Meet the new track, same as the old track …
The track is maybe a bit further offshore from Florida – and as noted with this storm, every bit helps. Damage estimates in Florida dropped by half (from $8 to $4 Billion) with this forecast. But, as NHC correctly notes, an equally small shift back would bring hurricane force winds over inland areas and the impacts would double or more again. Hurricane watches have been extended further north, but that’s just because there is the potential for hurricane force winds within 48 hours. Nothing to freak out about that these watches are changing to warnings – nothing has changed in terms of the forecast or potential impacts.

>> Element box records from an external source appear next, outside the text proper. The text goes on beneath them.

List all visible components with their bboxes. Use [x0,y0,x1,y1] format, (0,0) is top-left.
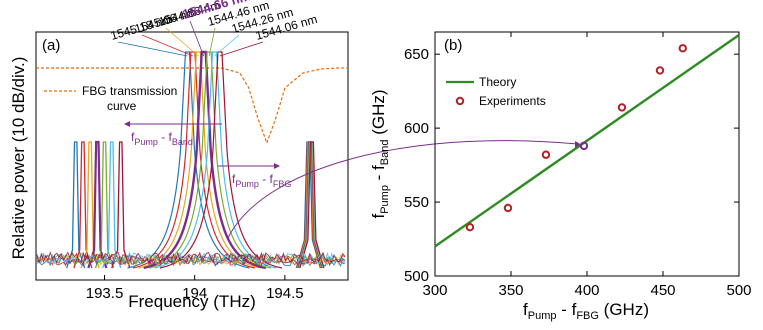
pump-band-sub2: Band [172,137,193,147]
wavelength-leader [141,34,194,57]
fbg-legend-text: FBG transmission [82,84,177,98]
pump-band-f1: f [131,130,135,144]
panel-b-ylabel-f1: f [369,214,388,219]
pump-peak [159,51,283,269]
theory-line [434,34,740,248]
panel-a-x-tick-label: 193.5 [86,285,124,302]
pump-fbg-sub2: FBG [273,179,292,189]
pump-band-sep: - f [158,130,173,144]
fbg-legend-line1: FBG transmission [82,84,177,98]
fbg-legend-line2: curve [107,99,137,113]
panel-a-plot-area [35,31,349,281]
panel-b-series [434,34,740,248]
cross-panel-arrow [227,140,579,239]
panel-b-plot-area [434,31,740,277]
panel-b-ylabel: fPump - fBand (GHz) [369,89,391,218]
band-peak [87,140,108,269]
pump-band-label: fPump - fBand [131,130,193,147]
band-peak [66,141,86,269]
experiments-legend-text: Experiments [479,94,546,108]
panel-b-y-tick-label: 500 [404,268,429,285]
panel-a-ylabel: Relative power (10 dB/div.) [9,57,28,260]
right-peak [299,141,325,269]
experiment-point [465,223,475,232]
panel-b-ticks: 300 350 400 450 500 500 550 600 650 [404,32,752,299]
band-peak [94,141,115,269]
experiment-point [503,203,513,213]
panel-b-x-tick-label: 350 [498,282,523,299]
panel-b-xlabel-sub1: Pump [528,310,557,322]
panel-b-y-tick-label: 650 [404,46,429,63]
panel-b-ylabel-sub2: Band [379,140,391,166]
panel-a-x-ticks: 193.5 194 194.5 [86,275,304,302]
panel-b-xlabel-unit: (GHz) [599,300,649,319]
panel-a-x-tick-label: 194.5 [266,285,304,302]
pump-band-arrowhead [124,121,130,127]
panel-b-xlabel-sep: - f [556,300,576,319]
wavelength-leader [214,34,240,57]
panel-b-xlabel-sub2: FBG [576,310,599,322]
panel-b-xlabel-f1: f [523,300,528,319]
pump-fbg-label: fPump - fFBG [232,172,291,189]
panel-b-ylabel-sep: - f [369,165,388,185]
wavelength-leader [165,27,199,57]
panel-b-x-tick-label: 500 [726,282,751,299]
panel-b-ylabel-sub1: Pump [379,185,391,214]
panel-a-label: (a) [42,37,60,54]
panel-b: 300 350 400 450 500 500 550 600 650 (b) Theory E… [369,31,752,322]
noise-trace [36,251,346,264]
pump-fbg-sep: - f [259,172,274,186]
panel-b-ylabel-unit: (GHz) [369,89,388,139]
panel-b-x-tick-label: 450 [650,282,675,299]
noise-trace [36,251,346,265]
panel-b-xlabel: fPump - fFBG (GHz) [523,300,649,322]
noise-floor [36,251,346,268]
experiment-point [579,141,589,151]
wavelength-leader [189,20,205,57]
theory-legend-text: Theory [479,75,516,89]
pump-peak [154,51,277,269]
panel-b-label: (b) [444,37,462,54]
experiments-legend-marker [455,96,465,106]
panel-b-x-tick-label: 300 [422,282,447,299]
panel-a: 193.5 194 194.5 (a) FBG transmission curve… [9,0,349,311]
panel-a-xlabel: Frequency (THz) [128,292,256,311]
pump-band-sub1: Pump [134,137,158,147]
experiment-point [678,44,687,53]
wavelength-leader [208,27,216,57]
panel-b-x-tick-label: 400 [574,282,599,299]
pump-fbg-f1: f [232,172,236,186]
experiment-point [541,150,551,159]
pump-peak [132,51,256,269]
cross-panel-arrowhead [575,141,582,148]
pump-fbg-arrowhead [274,163,280,169]
panel-a-x-tick-label: 194 [182,285,207,302]
experiment-point [655,66,665,75]
panel-b-y-tick-label: 600 [404,120,429,137]
pump-peak [143,50,266,270]
wavelength-leader [219,41,264,57]
pump-fbg-sub1: Pump [235,179,259,189]
experiment-point [617,103,627,112]
wavelength-leader [117,41,188,57]
panel-b-y-tick-label: 550 [404,194,429,211]
band-peak [73,141,93,269]
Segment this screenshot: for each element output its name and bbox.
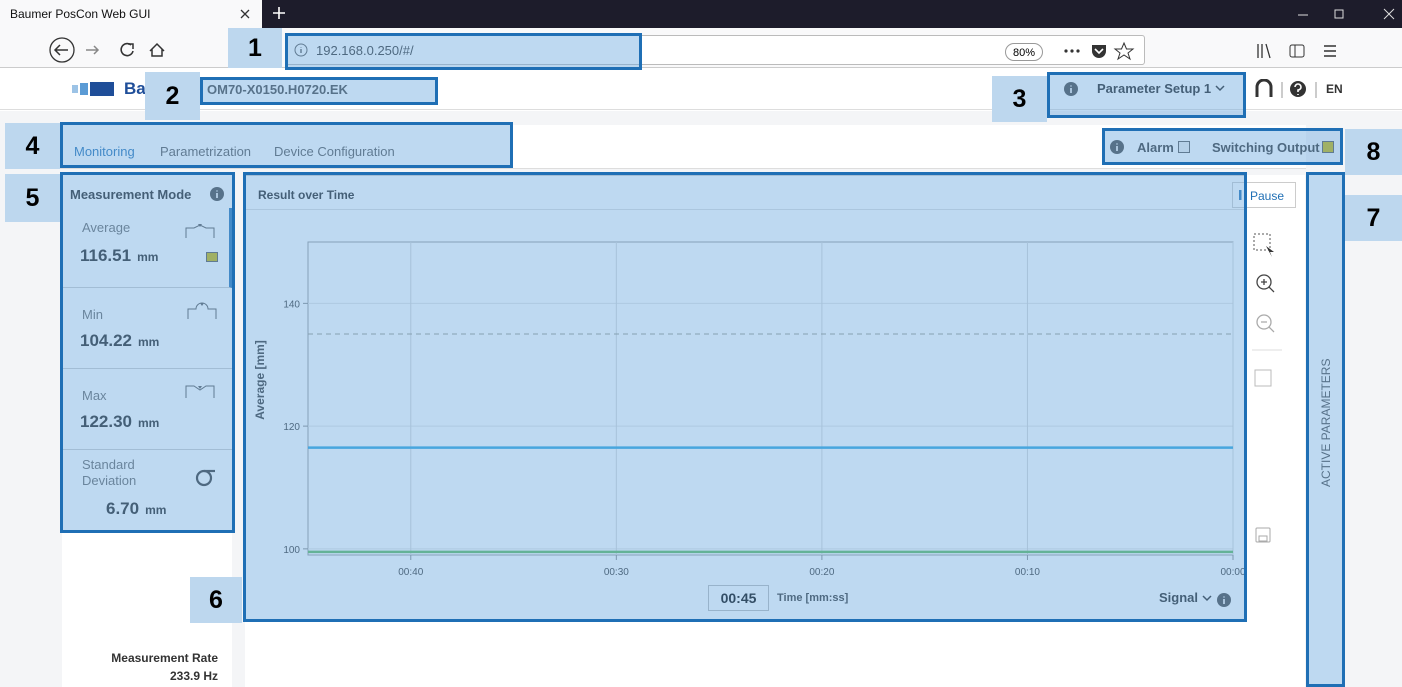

Given this, nothing has changed from the earlier posts. The slow drift should end this evening and the storm will start moving again. Once it does we will be able get a better handle on the impacts to northern Florida, GA, SC, and later potentially NC.
For the Georgia coast, we’re still expecting storm surges of around 3 feet above the normal tide levels. For comparison, a couple feet higher then the high tides over the weekend – but short of the peaks seen in the last two last years. That’s around 11 feet at the Fort Pulaski Gauge (or 3 feet above the normal high tide line). If you are on the coast and saw flooding in Matthew or Irma, hopefully it won’t be that bad, but smart to plan on those levels given the prolonged onshore winds. Winds are still expected to be tropical storm force right on the water, and lesser (but gustier) inland, so that’s branches breaking, a few trees down, power outages, mostly confined to the coast, so nothing catastrophic. Again, that’s the most *likely* outcome based on the forecast track. For planning and safety purposes, use good judgement.